Unsurprisingly, by Sunday morning, I had some complaints about the commemorative shirts, now that they were in the world and worn, developing as souvenirs while we were still there.
They were just too white, I thought, on the front. Too much silkscreened-ink, making a blobby kind of cookie with two bites missing. But just about everyone was wearing them, and most of the tribe of campers seemed satisfied or even happy with them. So I was probably the only one unhappy with them — filtering through all of my critical nomenclature and perspective to try and admire instead that it was actually just fine.
I didn’t like looking at them from far away. I tried to just file that as something to consider for the next one, what it looked like from far away. Up close, at a conversational distance, or even looking down at the upside down pattern on my own chest in quiet reflection the drive home, everything was readable and pretty good (although still too much of that painted white).
From that same close proximity, though, I had a different set of complaints about the image on the back. If you could reach out and touch them, the negative spaced outline of the mountain peak was nearly invisible, undefined, lost in the gaps of lines and the heathered textured of the dark forest green of the t-shirt.
But the further you stood away from it, the more clear the outline was, and I felt better about that.
On Friday morning we’d hiked up to the top of Cone Peak, a whole mile up and just three miles from the ocean. They said there was a platform output at the top, and for most of the drive up to the dirt trail, we still couldn’t make out much of anything manmade except a receding mountain, in strange theatrical scales of forced perspective.

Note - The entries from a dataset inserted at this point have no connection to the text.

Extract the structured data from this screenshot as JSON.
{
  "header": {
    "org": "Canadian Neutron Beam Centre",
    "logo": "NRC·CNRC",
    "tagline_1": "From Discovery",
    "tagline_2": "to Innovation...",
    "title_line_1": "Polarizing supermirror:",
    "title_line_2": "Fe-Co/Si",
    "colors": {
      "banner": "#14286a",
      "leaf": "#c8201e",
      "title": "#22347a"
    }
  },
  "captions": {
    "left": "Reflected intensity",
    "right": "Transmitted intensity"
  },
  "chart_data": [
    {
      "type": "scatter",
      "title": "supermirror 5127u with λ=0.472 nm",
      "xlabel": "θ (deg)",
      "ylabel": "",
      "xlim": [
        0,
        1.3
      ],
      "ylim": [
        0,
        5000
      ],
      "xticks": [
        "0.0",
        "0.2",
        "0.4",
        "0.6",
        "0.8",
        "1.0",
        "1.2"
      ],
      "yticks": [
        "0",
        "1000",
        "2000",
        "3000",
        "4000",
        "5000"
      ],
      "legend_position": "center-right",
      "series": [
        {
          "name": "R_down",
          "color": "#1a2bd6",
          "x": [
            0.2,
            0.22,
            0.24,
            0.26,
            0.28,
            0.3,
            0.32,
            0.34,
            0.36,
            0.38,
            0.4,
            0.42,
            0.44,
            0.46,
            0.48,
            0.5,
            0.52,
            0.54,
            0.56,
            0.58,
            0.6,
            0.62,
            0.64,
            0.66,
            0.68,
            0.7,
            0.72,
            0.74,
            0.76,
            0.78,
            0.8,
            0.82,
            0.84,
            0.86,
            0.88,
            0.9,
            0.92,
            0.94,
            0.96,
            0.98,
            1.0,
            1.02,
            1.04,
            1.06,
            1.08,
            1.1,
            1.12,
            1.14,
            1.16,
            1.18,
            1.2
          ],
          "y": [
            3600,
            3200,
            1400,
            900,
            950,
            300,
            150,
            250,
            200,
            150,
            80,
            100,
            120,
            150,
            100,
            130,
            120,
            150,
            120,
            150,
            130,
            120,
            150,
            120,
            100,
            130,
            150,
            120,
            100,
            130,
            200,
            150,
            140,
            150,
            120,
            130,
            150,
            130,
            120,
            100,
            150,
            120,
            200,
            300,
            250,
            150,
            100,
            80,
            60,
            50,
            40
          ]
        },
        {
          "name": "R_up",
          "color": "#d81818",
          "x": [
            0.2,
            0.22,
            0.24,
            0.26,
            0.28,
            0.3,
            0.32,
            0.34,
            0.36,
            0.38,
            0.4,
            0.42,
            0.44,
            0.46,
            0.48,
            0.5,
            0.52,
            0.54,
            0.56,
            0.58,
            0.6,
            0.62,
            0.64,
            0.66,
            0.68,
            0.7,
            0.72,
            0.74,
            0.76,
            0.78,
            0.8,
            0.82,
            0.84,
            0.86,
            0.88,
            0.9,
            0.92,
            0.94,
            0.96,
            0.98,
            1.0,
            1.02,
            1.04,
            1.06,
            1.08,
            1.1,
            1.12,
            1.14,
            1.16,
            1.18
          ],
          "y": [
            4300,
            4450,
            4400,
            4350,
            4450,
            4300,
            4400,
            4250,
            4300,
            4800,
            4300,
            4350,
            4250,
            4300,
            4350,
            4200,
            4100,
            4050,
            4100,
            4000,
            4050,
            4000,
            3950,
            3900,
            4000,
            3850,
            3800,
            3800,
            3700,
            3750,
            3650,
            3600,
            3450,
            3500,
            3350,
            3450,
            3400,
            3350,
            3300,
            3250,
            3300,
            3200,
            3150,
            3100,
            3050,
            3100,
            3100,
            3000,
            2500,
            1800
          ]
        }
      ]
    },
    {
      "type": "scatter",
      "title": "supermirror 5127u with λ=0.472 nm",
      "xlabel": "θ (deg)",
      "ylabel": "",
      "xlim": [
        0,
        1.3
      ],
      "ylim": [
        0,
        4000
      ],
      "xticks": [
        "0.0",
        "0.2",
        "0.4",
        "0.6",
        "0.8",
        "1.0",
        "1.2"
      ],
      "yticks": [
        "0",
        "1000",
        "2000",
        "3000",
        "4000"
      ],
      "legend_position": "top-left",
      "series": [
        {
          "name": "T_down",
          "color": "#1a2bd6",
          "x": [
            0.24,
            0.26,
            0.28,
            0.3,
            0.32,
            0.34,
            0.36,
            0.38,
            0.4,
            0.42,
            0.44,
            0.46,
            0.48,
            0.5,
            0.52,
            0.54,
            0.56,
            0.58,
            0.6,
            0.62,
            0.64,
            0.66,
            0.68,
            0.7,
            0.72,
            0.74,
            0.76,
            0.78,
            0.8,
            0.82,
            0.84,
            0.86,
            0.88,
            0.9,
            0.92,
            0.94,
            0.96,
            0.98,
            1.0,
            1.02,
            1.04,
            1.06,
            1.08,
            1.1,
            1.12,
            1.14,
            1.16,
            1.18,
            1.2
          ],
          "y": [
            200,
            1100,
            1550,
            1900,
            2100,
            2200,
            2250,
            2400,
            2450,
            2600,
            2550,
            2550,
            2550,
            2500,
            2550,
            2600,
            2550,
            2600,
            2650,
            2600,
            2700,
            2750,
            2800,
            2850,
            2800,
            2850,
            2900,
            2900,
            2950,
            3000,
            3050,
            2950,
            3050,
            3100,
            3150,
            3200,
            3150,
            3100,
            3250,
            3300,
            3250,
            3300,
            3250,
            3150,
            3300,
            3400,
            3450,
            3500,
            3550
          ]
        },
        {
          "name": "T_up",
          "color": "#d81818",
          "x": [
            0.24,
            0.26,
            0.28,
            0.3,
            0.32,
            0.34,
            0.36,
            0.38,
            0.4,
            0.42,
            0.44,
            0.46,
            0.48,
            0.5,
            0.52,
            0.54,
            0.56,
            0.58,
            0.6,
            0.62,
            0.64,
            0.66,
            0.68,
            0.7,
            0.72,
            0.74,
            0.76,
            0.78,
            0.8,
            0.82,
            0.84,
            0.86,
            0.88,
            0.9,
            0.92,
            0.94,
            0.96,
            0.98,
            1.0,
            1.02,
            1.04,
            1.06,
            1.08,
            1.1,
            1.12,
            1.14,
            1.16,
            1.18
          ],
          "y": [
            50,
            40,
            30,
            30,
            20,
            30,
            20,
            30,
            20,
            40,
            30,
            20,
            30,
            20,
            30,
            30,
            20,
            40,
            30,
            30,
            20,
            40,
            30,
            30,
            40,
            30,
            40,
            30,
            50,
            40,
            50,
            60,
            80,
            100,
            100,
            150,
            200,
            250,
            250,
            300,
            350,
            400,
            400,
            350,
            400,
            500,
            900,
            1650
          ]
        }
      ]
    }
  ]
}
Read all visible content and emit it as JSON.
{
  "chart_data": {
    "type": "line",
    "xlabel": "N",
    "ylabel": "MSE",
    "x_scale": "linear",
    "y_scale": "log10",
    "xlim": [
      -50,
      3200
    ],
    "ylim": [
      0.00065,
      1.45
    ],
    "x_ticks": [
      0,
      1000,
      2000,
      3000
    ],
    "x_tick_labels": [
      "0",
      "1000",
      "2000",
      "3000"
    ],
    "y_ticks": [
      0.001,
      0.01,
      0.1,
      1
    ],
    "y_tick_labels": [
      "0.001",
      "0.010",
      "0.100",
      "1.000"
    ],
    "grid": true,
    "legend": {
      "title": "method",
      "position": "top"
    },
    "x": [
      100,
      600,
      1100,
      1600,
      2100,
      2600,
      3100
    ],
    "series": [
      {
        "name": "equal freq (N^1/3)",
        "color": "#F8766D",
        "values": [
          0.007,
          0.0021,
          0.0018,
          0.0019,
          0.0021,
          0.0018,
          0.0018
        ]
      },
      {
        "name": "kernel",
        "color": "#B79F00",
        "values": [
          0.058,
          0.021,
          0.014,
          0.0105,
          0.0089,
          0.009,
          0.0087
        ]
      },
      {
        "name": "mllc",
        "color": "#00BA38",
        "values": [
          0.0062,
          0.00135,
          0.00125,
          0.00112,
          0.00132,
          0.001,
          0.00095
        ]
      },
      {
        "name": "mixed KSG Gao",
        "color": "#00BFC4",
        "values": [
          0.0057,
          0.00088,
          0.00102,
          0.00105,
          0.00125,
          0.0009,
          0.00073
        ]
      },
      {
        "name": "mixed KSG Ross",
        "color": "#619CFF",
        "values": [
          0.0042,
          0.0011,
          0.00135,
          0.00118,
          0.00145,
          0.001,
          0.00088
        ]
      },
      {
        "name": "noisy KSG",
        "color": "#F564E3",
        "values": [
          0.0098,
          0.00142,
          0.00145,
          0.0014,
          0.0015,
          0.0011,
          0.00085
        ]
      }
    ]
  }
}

After a two-mile hike, though, at the narrow peak at the top, the entirety of the Santa Lucia mountains arched from the sea into the Salinas Valley. If it hadn’t been for the smoke, from that height our field of view would have been eighty-nine miles past the horizon. We could see all the way down to our beach, and even without binoculars, the smaller peak of the Point at the edge of the cove jutted out. Which made sense but was still bizarre — to finally be looking down from the peak that I’d drawn into the t-shirt, and been looking at and hearing about for the last twenty years — and how it made everything so small, and hinted at the curvature of the earth with the wide incomprehensible arch of the range from which it once blossomed in a seismic fury.
That night, just four of us walked out to the Point, so that we would have gone from the highest point to the lowest point, both of them just above the water. My father spoke about the stars, and how even in the faintest, darkest part of the sky (like if you held a dime at arm’s length) our best camera found more of everything. From the Point, no camera, laying against the rock, the mountains were an outline of deep purple, darker than the invisible stars, a heathered, wavering noise of vision, wrapping in a greater velvet mystery, its distance no longer visible, and felt as dangerously mysterious as the edge of the universe.
Back down at the beach the next afternoon, looking up, now understanding just what of the outpost was hidden by the sheer magic of distance. It was there, right there, unobstructed by smoke or tree or bush, but scaled down beyond comprehension. Smaller than the eye of a Roosevelt dime held at arm’s length, still so full of galaxies. Everything too far from belief, or too close to be seen.